The study also says almost 25 percent of the invasive species are linked to one importer, Strictly Reptiles of Hollywood.
"I agree to disagree," said Ray Van Nostrand Jr., one of Strictly Reptiles' co-owners. "We do the best we can to control our inventory."
The study concludes Strictly Reptiles was the most likely source of at least 32 confirmed species found nearby because they have not turned up elsewhere and were listed in the firm's inventory.
Other releases were traced to cargo and zoos.
The most notorious of Florida's invasive reptiles is the Burmese python.
The Legislature last year passed a law banning individuals from owning the large snakes and six other large, exotic reptile species after a Burmese python killed a 2-year-old girl at her home in Oxford.
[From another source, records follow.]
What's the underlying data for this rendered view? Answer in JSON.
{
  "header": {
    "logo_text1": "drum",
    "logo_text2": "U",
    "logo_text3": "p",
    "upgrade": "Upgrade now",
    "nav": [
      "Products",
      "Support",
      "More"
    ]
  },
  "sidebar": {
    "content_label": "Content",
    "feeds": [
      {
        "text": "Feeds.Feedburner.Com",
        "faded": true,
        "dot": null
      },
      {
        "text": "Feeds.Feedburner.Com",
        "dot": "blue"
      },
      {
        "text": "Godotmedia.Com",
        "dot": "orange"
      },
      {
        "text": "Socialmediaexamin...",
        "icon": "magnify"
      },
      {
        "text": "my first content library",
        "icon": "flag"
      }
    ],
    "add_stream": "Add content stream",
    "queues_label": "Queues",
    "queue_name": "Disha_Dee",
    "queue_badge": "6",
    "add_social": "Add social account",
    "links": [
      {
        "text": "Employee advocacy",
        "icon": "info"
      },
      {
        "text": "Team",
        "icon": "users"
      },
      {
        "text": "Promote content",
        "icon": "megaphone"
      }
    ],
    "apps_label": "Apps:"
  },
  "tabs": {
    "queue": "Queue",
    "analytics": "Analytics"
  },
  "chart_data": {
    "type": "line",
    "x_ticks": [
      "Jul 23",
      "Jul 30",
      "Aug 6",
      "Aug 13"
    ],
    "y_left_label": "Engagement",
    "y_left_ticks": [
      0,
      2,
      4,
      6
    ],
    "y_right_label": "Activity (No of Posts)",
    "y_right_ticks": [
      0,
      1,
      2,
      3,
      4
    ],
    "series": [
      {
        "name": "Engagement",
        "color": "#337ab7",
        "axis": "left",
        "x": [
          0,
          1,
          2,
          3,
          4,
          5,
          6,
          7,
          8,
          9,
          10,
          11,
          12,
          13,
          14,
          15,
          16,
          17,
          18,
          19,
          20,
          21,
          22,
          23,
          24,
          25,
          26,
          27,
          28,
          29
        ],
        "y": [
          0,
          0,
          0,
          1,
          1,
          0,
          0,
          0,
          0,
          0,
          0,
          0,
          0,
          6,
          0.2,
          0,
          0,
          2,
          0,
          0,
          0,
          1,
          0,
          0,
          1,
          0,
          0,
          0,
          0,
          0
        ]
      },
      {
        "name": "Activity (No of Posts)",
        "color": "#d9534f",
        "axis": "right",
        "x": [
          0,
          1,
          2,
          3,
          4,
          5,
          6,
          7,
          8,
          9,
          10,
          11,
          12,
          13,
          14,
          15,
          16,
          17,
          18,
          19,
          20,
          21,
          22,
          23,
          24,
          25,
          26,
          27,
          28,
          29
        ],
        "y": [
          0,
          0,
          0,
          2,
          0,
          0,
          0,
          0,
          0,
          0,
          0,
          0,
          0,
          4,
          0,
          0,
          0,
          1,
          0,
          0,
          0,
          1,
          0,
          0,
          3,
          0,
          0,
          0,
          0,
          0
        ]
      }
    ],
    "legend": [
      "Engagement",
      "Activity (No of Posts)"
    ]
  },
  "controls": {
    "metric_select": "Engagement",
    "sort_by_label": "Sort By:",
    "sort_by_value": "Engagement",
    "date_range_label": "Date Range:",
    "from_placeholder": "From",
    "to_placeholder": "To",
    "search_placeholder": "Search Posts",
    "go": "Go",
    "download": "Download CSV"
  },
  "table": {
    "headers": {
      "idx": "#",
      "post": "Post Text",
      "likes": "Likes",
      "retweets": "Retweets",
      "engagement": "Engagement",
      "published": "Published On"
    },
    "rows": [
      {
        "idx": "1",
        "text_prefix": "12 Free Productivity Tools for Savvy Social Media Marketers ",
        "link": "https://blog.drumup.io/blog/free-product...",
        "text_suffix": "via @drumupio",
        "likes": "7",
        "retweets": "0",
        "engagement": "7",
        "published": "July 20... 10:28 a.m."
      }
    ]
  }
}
People who owned the banned reptiles before the law went into effect, though, can keep them.
Florida also is a haven for other exotic plant, fish and animal species. The giant African land snail could become one of the most destructive.
Growing up to 8 inches in length and more than 4 inches in diameter, the snail eats at least 500 types of plants and can cause structural damage to plaster and stucco. It also can carry a parasite that can lead to meningitis.
The last reported outbreak in Florida was in 1966 when a Miami boy smuggled three snails as pets. His grandmother released them into her garden and they multiplied. It cost more than $1 million to eradicate more than 18,000 snails.
It's too late, though, to eradicate the Burmese python, which has found a home in the Everglades and adjacent areas, said Rob Robins, coordinator of operations at the Museum of Natural History.
Hardin agreed. "Our strategy has been to try to contain them," he said.
Pythons in the wild are little danger to humans but could be to such threatened or endangered native species as the Florida panther and key deer, Robins said.